Archive for February, 2009

Death to books

Tuesday, February 10th, 2009

Let me start by saying that books are awesome. I went without reading for several years after I graduated from high school, and I realize now that that was a big mistake. I’ll talk about that in a minute, but first let’s talk about why books need to disappear.

Like most people, I have a huge bookshelf of books that I only read once and will probably never read again. We hold onto them like trophies, unwilling to destroy them or give them away, which is understandable considering how much we paid for them. Pocket books for $10, soft covers for $20, hard covers for $60… what’s going on here? Why is a soft cover book $20 when you buy it at a bookstore, and 50 cents when you sell it at a garage sale the next summer? People are only willing to pay 25 to 50 cents for books at a garage sale, so that’s what a used book is worth. From $25 to 25 cents, that means that books depreciate by 99% as soon as you take them out of the store. Am I the only one who has a problem with this?

Of course, the bookstore sometimes gets rid of their unsold or damaged overstock for up to 90% off, so obviously the profit margin on books is pretty high. How much do you suppose it actually costs to make a book, from the cost of materials and production to the expense of transporting it to the store. Probably no more than a dollar, right? The markup on books is huge. What’s especially galling is that huge row of “Classics” for $9.99, where publishers reprint books that have fallen into the public domain and charge almost as much for them as new books! The profit margin on a book whose author didn’t have to be paid is nearly 100%!

That’s why it boggles my mind that people still buy books. For well over a century we’ve had a useful service call the library! Why would anyone pay for books when they could borrow them for free? And that realization is what got me back into reading a few months ago. I hadn’t been to a library in almost a decade!

My local library is large, but they often don’t have the books I want, but they’re available at other libraries in the city. I simply ask for a copy and it gets sent to my local library for free. I live in a metropolis of over a million people with well over a dozen libraries, and yet some of the books I wanted to read weren’t available anywhere in my local library system. For those books, I’ve requested an interlibrary loan, and amazingly those books have been sent from other parts of the province to my library, once again for free. It takes longer to get a book that way, and you can’t borrow it for as long. I really enjoyed one of the books that I read and I would like to read it again, but I don’t want to wait for it to arrive from some distant corner of the country. A surprising thought came to my head: I should buy this book!

So, here’s my philosophy on book buying. You should only buy a book if you absolutely, positively will read it again and again. That means that your personal library should have only a small selection of your all-time favourite books. Every other book should be borrowed from the library. You shouldn’t have a wall full of books!

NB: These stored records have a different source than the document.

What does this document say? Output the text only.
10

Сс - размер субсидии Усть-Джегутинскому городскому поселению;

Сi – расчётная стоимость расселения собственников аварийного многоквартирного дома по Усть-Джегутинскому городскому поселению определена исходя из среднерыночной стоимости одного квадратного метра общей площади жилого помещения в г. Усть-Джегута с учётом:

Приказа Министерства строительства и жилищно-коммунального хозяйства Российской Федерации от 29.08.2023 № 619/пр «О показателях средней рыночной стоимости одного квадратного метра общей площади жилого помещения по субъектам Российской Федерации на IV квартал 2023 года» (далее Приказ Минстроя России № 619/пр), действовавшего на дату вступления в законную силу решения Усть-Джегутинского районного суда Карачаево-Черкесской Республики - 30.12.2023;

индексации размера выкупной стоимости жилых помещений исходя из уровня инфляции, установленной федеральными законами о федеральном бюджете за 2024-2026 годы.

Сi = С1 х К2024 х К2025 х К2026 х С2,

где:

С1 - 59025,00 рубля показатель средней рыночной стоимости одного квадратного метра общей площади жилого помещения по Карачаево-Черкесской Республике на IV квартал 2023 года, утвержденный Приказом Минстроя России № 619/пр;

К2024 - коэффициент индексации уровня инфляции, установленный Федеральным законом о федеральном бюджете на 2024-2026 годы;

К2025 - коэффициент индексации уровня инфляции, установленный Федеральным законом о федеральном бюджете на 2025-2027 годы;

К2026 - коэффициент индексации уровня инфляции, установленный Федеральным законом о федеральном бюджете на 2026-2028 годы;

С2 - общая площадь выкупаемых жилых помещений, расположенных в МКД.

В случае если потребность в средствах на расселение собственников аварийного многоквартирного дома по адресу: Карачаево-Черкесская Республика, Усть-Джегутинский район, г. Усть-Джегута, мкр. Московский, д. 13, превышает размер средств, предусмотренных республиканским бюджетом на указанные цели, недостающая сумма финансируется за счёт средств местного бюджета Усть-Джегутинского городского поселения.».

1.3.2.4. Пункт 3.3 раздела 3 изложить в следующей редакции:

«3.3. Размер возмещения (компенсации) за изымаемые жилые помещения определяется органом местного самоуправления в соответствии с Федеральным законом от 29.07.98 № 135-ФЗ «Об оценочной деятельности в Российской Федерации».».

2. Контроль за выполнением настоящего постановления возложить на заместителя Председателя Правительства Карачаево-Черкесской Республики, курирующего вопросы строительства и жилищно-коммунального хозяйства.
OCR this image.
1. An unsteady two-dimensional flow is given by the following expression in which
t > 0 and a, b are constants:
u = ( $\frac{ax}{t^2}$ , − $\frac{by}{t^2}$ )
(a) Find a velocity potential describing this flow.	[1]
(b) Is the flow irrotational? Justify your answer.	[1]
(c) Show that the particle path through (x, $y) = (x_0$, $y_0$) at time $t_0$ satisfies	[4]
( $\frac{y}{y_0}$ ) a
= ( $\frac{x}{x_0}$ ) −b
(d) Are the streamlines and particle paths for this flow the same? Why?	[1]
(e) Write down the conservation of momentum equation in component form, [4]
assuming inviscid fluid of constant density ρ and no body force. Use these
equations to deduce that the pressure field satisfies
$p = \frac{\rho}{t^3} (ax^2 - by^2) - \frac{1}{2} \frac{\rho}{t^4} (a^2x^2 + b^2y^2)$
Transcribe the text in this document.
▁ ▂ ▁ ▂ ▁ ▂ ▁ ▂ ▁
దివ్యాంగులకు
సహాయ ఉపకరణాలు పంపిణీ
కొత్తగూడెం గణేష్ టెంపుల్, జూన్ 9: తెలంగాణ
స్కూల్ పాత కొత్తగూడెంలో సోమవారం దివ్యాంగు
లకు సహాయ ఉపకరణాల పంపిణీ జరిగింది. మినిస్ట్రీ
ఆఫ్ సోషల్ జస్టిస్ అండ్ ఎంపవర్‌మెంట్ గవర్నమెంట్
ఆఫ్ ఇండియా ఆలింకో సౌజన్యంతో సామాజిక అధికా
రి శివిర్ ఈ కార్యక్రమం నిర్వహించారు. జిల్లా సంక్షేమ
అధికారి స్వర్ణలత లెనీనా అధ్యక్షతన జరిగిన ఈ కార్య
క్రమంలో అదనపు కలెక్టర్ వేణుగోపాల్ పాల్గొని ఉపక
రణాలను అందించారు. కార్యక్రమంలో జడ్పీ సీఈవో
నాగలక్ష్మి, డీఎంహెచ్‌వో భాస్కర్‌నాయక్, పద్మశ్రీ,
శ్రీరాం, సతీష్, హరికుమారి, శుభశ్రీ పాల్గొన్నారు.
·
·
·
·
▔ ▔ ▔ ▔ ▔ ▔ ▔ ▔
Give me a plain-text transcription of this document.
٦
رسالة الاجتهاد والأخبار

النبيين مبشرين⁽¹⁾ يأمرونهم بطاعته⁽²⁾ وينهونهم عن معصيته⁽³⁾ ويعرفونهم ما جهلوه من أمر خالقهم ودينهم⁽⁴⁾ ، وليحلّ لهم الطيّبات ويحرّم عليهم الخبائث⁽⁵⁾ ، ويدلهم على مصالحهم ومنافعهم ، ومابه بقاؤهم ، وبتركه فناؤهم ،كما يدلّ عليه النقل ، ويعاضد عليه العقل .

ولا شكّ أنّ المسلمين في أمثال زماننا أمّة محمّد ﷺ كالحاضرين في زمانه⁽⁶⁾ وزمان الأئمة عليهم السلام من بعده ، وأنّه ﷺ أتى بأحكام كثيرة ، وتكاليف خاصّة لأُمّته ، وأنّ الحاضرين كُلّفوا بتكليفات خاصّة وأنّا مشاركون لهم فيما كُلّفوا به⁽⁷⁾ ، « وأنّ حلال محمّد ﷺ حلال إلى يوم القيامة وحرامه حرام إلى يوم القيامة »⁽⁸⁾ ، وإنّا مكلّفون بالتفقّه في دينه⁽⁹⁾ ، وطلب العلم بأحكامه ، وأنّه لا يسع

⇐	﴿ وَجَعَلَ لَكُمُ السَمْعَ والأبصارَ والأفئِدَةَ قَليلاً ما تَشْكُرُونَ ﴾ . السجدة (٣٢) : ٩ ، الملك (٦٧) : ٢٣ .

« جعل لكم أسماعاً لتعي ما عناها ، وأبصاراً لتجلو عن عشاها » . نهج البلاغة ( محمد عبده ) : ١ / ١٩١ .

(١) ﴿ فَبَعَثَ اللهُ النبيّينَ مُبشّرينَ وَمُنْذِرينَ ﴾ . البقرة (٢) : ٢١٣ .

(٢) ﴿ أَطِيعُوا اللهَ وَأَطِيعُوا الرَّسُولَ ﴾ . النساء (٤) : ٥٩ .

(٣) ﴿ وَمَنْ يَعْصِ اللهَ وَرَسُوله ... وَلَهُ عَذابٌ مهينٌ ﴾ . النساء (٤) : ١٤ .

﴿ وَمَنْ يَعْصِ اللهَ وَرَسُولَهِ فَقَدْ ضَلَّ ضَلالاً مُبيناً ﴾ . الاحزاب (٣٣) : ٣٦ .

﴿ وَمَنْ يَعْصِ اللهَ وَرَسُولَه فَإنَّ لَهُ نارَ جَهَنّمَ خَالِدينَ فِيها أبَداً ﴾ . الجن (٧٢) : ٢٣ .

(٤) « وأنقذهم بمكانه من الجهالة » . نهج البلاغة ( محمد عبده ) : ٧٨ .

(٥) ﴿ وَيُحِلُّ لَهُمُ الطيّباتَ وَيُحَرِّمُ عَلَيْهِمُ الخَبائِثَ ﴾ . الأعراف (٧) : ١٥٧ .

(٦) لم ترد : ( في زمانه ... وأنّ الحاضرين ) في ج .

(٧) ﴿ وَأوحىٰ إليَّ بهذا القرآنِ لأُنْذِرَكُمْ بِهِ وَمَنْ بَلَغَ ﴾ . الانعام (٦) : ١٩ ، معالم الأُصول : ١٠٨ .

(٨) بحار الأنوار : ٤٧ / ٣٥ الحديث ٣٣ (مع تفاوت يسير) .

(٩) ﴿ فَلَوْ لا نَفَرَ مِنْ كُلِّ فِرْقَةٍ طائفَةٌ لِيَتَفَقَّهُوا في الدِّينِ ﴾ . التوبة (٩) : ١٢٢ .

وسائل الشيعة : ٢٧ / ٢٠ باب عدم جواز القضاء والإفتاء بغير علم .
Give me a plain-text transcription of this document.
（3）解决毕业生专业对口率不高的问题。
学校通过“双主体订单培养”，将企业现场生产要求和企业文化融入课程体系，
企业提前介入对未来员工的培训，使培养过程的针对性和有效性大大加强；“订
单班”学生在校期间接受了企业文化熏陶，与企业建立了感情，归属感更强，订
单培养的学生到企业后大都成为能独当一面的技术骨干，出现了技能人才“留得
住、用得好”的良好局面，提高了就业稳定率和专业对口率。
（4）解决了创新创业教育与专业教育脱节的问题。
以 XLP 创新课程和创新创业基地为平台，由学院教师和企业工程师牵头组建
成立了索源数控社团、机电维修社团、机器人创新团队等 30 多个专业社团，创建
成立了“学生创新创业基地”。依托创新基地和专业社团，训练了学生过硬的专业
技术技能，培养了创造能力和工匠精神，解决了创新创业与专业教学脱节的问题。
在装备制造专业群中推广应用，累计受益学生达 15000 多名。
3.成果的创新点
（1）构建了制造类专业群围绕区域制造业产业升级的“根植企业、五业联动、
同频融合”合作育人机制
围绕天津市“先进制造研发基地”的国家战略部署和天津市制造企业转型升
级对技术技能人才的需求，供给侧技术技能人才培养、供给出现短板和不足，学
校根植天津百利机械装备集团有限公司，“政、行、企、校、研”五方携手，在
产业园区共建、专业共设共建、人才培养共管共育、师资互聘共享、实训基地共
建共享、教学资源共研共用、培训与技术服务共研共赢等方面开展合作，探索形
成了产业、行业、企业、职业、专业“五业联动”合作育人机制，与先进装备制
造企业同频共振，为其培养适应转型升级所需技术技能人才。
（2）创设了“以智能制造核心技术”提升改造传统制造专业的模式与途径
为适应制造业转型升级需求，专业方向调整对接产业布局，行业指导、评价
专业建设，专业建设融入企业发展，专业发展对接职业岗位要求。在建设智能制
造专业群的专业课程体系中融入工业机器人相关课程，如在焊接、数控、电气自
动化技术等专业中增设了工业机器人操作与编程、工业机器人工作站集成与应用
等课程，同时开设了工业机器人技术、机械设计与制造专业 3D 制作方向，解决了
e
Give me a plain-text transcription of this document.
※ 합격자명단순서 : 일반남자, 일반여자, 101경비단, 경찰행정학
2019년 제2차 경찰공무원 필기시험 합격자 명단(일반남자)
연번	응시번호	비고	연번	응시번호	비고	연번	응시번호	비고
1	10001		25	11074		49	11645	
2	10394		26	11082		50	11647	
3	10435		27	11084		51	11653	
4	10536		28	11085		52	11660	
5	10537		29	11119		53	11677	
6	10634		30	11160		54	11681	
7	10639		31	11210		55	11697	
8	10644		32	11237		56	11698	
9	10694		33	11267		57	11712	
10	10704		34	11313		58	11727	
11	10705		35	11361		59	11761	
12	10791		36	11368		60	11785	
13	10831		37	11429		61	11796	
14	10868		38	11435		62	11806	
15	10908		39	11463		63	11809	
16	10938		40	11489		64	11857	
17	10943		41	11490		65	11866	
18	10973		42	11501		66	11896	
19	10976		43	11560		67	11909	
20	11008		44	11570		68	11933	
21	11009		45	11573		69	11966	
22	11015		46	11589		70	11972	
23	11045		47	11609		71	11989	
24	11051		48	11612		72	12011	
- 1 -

Actually, I propose something even more radical than that: you shouldn’t have any books at all. Let’s face it, books are expensive, they take up a lot of space, and they have no resale value. Why on earth are we still buying them? I had high hopes that books would disappear when the eBook appeared more than a decade ago, but reading books on my computer screen was no fun at all. I have to sit at my computer to read an eBook, which prevents me from reading in the only two situations where I ever have the desire to read a book: lying in my warm, comfy bed; and when I’m at work, either because I arrived at work early and have some time before my shift, or if I’m waiting for a ride after work. My computer can’t do those things.

Oh, but there are notebook computers now, right? Notebooks don’t help because they have to sit on your lap, but I want to recline in my bed and hold the book in the air. They’re also too large to conveniently pull out of my bag while I’m sitting at my desk or in the lobby. Besides which, they still have the second major problem with reading books on your computer: the computer screen.

I hate reading book on a computer screen. Despite wonderful innovations like ClearType, which makes fonts look smoother, computer screens just don’t look as nice as printed pages. Whether I have to sit at my computer to read a book, which I don’t like to do, or whether I have to carry a (relatively) big, heavy notebook computer, they can’t compete with the print quality, ease and convenience of a real book. Books are small, weigh practically nothing, and they have printed pages. As the librarian asked me when I talked to her about eBooks, “Why would anyone want to read a book on a computer?”

So, a few years ago I started hearing about eInk. The concept is that science can now produce an LCD screen that can produce text that is as crisp and clear as a printed page, and put it in a device that’s about the size and weight of a real book. Sounds wonderful, doesn’t it! Then, along came Amazon (who else?) with the Kindle, an eInk reader that could hold 200 books. Now the Kindle 2 is out, and it’s faster, lighter, displays 16 shades of grey (up from 4), and has enough memory to hold about 1500 books (2 GB). Is it time for books to disappear? I say yes!